Fried Green Tomatoes
|Actual edible tomatoes|
Warning: recipes that claim they are a great way to "use up green tomatoes" are liars. All of them. Liars. I don't care how much they tell you they loved it, don't believe them. The comment section is full of people who say, "O what a wonderful idea!," but no one actually says, "I made this and it was great." You know why? Because it wasn't. I ended up making a variation of this Green Tomato Pasta. And it was edible. But do you know why it was edible? Because there was cream, pancetta and Parmesan cheese in it!! That's why! Those hard nasty bitter tart green tomatoes had to be covered up with all that goodness to give the dish any hope of being palatable.

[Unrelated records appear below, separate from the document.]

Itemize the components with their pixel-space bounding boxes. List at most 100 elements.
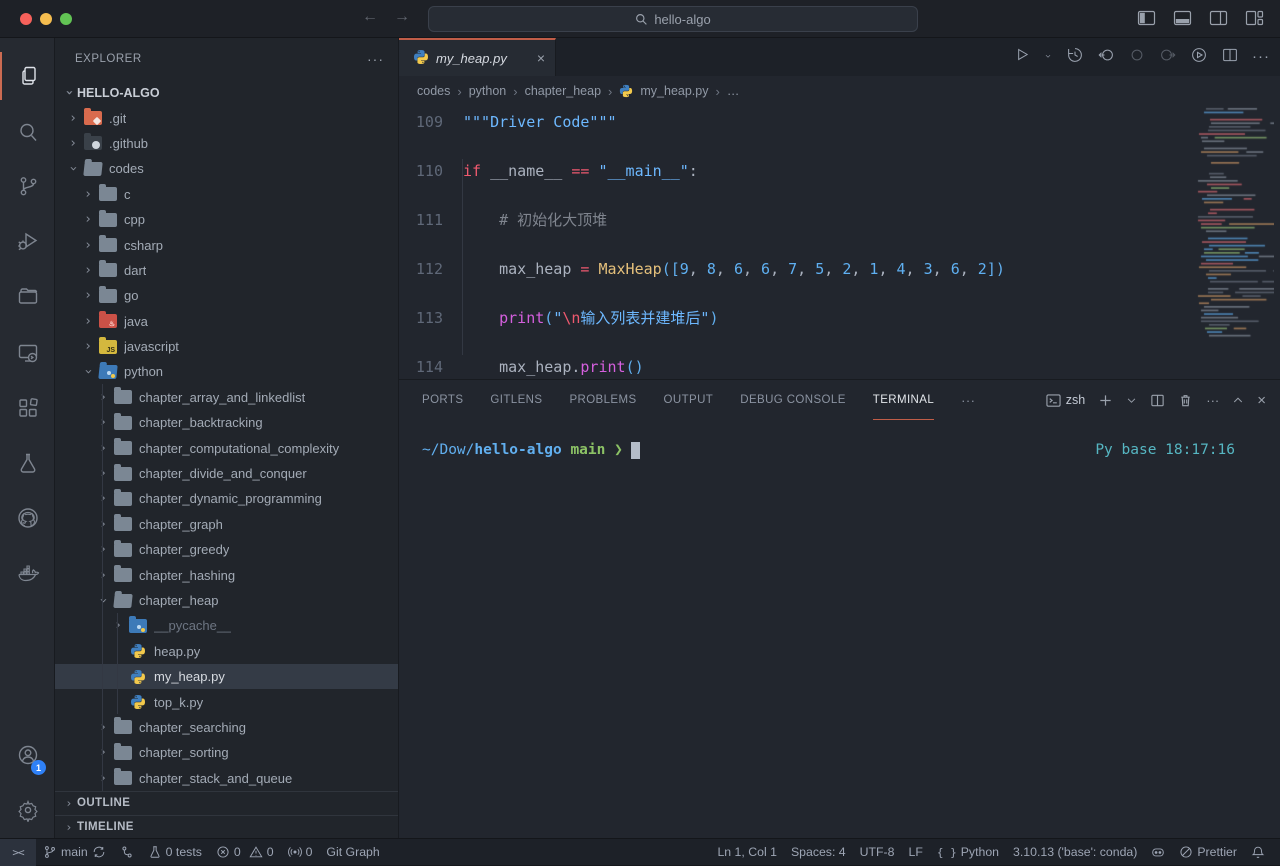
statusbar-git-branch[interactable]: main xyxy=(36,839,113,866)
folder-java[interactable]: ›♨java xyxy=(55,309,398,334)
minimize-window-button[interactable] xyxy=(40,13,52,25)
statusbar-git-graph-label[interactable]: Git Graph xyxy=(319,839,386,866)
maximize-panel-icon[interactable] xyxy=(1232,393,1244,408)
run-dropdown-icon[interactable] xyxy=(1043,48,1053,66)
search-icon[interactable] xyxy=(0,108,55,156)
folder-chapter-computational-complexity[interactable]: ›chapter_computational_complexity xyxy=(55,435,398,460)
folder-chapter-searching[interactable]: ›chapter_searching xyxy=(55,715,398,740)
folder-chapter-hashing[interactable]: ›chapter_hashing xyxy=(55,562,398,587)
statusbar-eol[interactable]: LF xyxy=(901,839,929,866)
code-line-113[interactable]: 113 print("\n输入列表并建堆后") xyxy=(399,306,1280,331)
remote-explorer-icon[interactable] xyxy=(0,329,55,377)
folder-chapter-array-and-linkedlist[interactable]: ›chapter_array_and_linkedlist xyxy=(55,385,398,410)
docker-icon[interactable] xyxy=(0,549,55,597)
folder--github[interactable]: ›.github xyxy=(55,131,398,156)
statusbar-cursor-position[interactable]: Ln 1, Col 1 xyxy=(710,839,783,866)
code-line-111[interactable]: 111 # 初始化大顶堆 xyxy=(399,208,1280,233)
statusbar-notifications[interactable] xyxy=(1244,839,1272,866)
folders-icon[interactable] xyxy=(0,272,55,320)
split-editor-icon[interactable] xyxy=(1221,46,1239,69)
code-line-114[interactable]: 114 max_heap.print() xyxy=(399,355,1280,379)
run-icon[interactable] xyxy=(1013,46,1030,68)
explorer-icon[interactable] xyxy=(0,52,55,100)
folder-csharp[interactable]: ›csharp xyxy=(55,232,398,257)
statusbar-ports[interactable]: 0 xyxy=(281,839,320,866)
terminal-instance[interactable]: zsh xyxy=(1046,393,1085,408)
section-timeline[interactable]: ›TIMELINE xyxy=(55,815,398,838)
statusbar-encoding[interactable]: UTF-8 xyxy=(853,839,902,866)
nav-back-icon[interactable]: ← xyxy=(362,8,378,26)
kill-terminal-icon[interactable] xyxy=(1178,393,1193,408)
code-line-112[interactable]: 112 max_heap = MaxHeap([9, 8, 6, 6, 7, 5… xyxy=(399,257,1280,282)
explorer-more-actions-icon[interactable]: ··· xyxy=(367,51,384,67)
folder-javascript[interactable]: ›JSjavascript xyxy=(55,334,398,359)
terminal-content[interactable]: ~/Dow/hello-algo main ❯ Py base 18:17:16 xyxy=(422,442,1235,459)
extensions-icon[interactable] xyxy=(0,384,55,432)
panel-tab-gitlens[interactable]: GITLENS xyxy=(490,380,542,420)
layout-sidebar-right-icon[interactable] xyxy=(1209,9,1228,28)
minimap[interactable] xyxy=(1196,106,1274,341)
panel-tab-terminal[interactable]: TERMINAL xyxy=(873,380,934,420)
panel-more-icon[interactable]: ··· xyxy=(1206,393,1219,408)
more-actions-icon[interactable]: ··· xyxy=(1252,48,1270,66)
nav-back-circle-icon[interactable] xyxy=(1097,46,1115,69)
folder-chapter-divide-and-conquer[interactable]: ›chapter_divide_and_conquer xyxy=(55,461,398,486)
breadcrumb-item[interactable]: my_heap.py xyxy=(640,84,708,98)
nav-forward-circle-icon[interactable] xyxy=(1159,46,1177,69)
folder--pycache-[interactable]: ›__pycache__ xyxy=(55,613,398,638)
breadcrumb-item[interactable]: python xyxy=(469,84,507,98)
close-panel-icon[interactable]: × xyxy=(1257,392,1266,409)
testing-icon[interactable] xyxy=(0,439,55,487)
panel-tab-problems[interactable]: PROBLEMS xyxy=(569,380,636,420)
breadcrumb-item[interactable]: chapter_heap xyxy=(525,84,601,98)
close-window-button[interactable] xyxy=(20,13,32,25)
folder-chapter-heap[interactable]: ›chapter_heap xyxy=(55,588,398,613)
nav-circle-icon[interactable] xyxy=(1128,46,1146,69)
breadcrumb-item[interactable]: … xyxy=(727,84,740,98)
source-control-icon[interactable] xyxy=(0,162,55,210)
code-line-110[interactable]: 110if __name__ == "__main__": xyxy=(399,159,1280,184)
statusbar-problems[interactable]: 00 xyxy=(209,839,281,866)
command-center-search[interactable]: hello-algo xyxy=(428,6,918,32)
nav-forward-icon[interactable]: → xyxy=(394,8,410,26)
tab-close-icon[interactable]: × xyxy=(537,50,545,66)
panel-tab-output[interactable]: OUTPUT xyxy=(664,380,714,420)
settings-icon[interactable] xyxy=(0,786,55,834)
panel-tab-ports[interactable]: PORTS xyxy=(422,380,463,420)
tab-my-heap[interactable]: my_heap.py × xyxy=(399,38,556,76)
folder-chapter-sorting[interactable]: ›chapter_sorting xyxy=(55,740,398,765)
panel-tab-debug-console[interactable]: DEBUG CONSOLE xyxy=(740,380,846,420)
code-editor[interactable]: 109"""Driver Code""" 110if __name__ == "_… xyxy=(399,106,1280,379)
layout-sidebar-left-icon[interactable] xyxy=(1137,9,1156,28)
statusbar-language-mode[interactable]: { }Python xyxy=(930,839,1006,866)
statusbar-copilot[interactable] xyxy=(1144,839,1172,866)
breadcrumb-item[interactable]: codes xyxy=(417,84,450,98)
layout-panel-icon[interactable] xyxy=(1173,9,1192,28)
folder-c[interactable]: ›c xyxy=(55,182,398,207)
file-my-heap-py[interactable]: my_heap.py xyxy=(55,664,398,689)
run-circle-icon[interactable] xyxy=(1190,46,1208,69)
folder-go[interactable]: ›go xyxy=(55,283,398,308)
code-line-109[interactable]: 109"""Driver Code""" xyxy=(399,110,1280,135)
folder-chapter-backtracking[interactable]: ›chapter_backtracking xyxy=(55,410,398,435)
timeline-history-icon[interactable] xyxy=(1066,46,1084,69)
layout-customize-icon[interactable] xyxy=(1245,9,1264,28)
section-outline[interactable]: ›OUTLINE xyxy=(55,791,398,815)
zoom-window-button[interactable] xyxy=(60,13,72,25)
run-and-debug-icon[interactable] xyxy=(0,217,55,265)
folder-chapter-greedy[interactable]: ›chapter_greedy xyxy=(55,537,398,562)
statusbar-tests[interactable]: 0 tests xyxy=(141,839,209,866)
accounts-icon[interactable]: 1 xyxy=(0,731,55,779)
statusbar-git-graph-button[interactable] xyxy=(113,839,141,866)
folder-chapter-dynamic-programming[interactable]: ›chapter_dynamic_programming xyxy=(55,486,398,511)
statusbar-indentation[interactable]: Spaces: 4 xyxy=(784,839,853,866)
folder-dart[interactable]: ›dart xyxy=(55,258,398,283)
statusbar-prettier[interactable]: Prettier xyxy=(1172,839,1244,866)
launch-profile-icon[interactable] xyxy=(1126,393,1137,408)
folder-codes[interactable]: ›codes xyxy=(55,156,398,181)
folder-cpp[interactable]: ›cpp xyxy=(55,207,398,232)
new-terminal-icon[interactable] xyxy=(1098,393,1113,408)
split-terminal-icon[interactable] xyxy=(1150,393,1165,408)
file-top-k-py[interactable]: top_k.py xyxy=(55,689,398,714)
folder--git[interactable]: ›.git xyxy=(55,105,398,130)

I don't even know how to describe the taste of green tomatoes. Rough? Harsh? Burning? Odd. Those are horrible descriptors for which I apologize. The texture is alright. They almost taste like nothing. But there's this bite right before you swallow that says, "you should not be eating this."

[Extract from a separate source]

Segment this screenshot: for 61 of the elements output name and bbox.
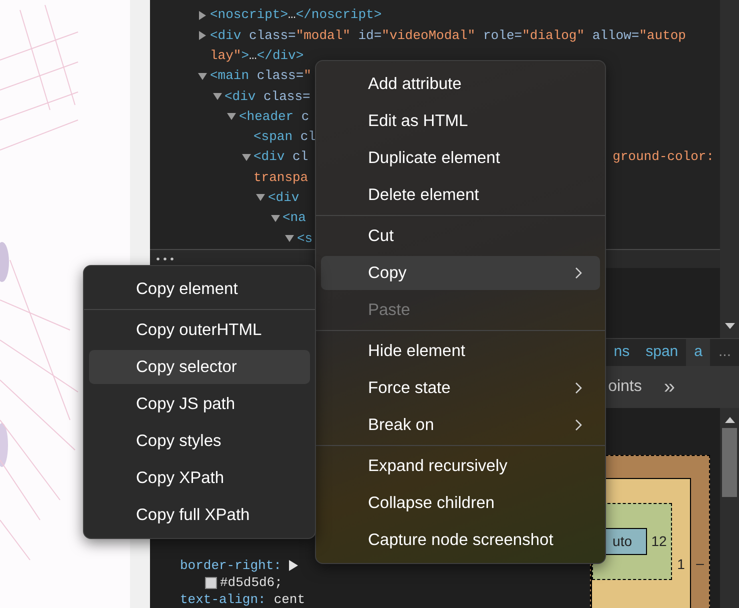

The same night I made the pasta I made a salsa verde. I wanted them all gone and spent hours in the kitchen making sure they were killed off. The salsa was successful. Or so I am told. My husband ate the entire bowl before I got a chance to taste it, so you'll have to take his word for it. I did get a few scrapings off the side of the bowl but not enough to convince me it's a good recipe. (And I bear him no ill will for not sharing. I was so scarred from the pasta I wasn't sure I wanted to try it anyway.)
So, next year, if you have an overabundance of green tomatoes, have all your friends over and fry them up. If not, do yourself a favor and use them as fertilizer.
Do you, O Trusted Reader, have a GOOD recipe to use up green tomatoes? Do tell. (But I'm still not entirely sure I will believe you.)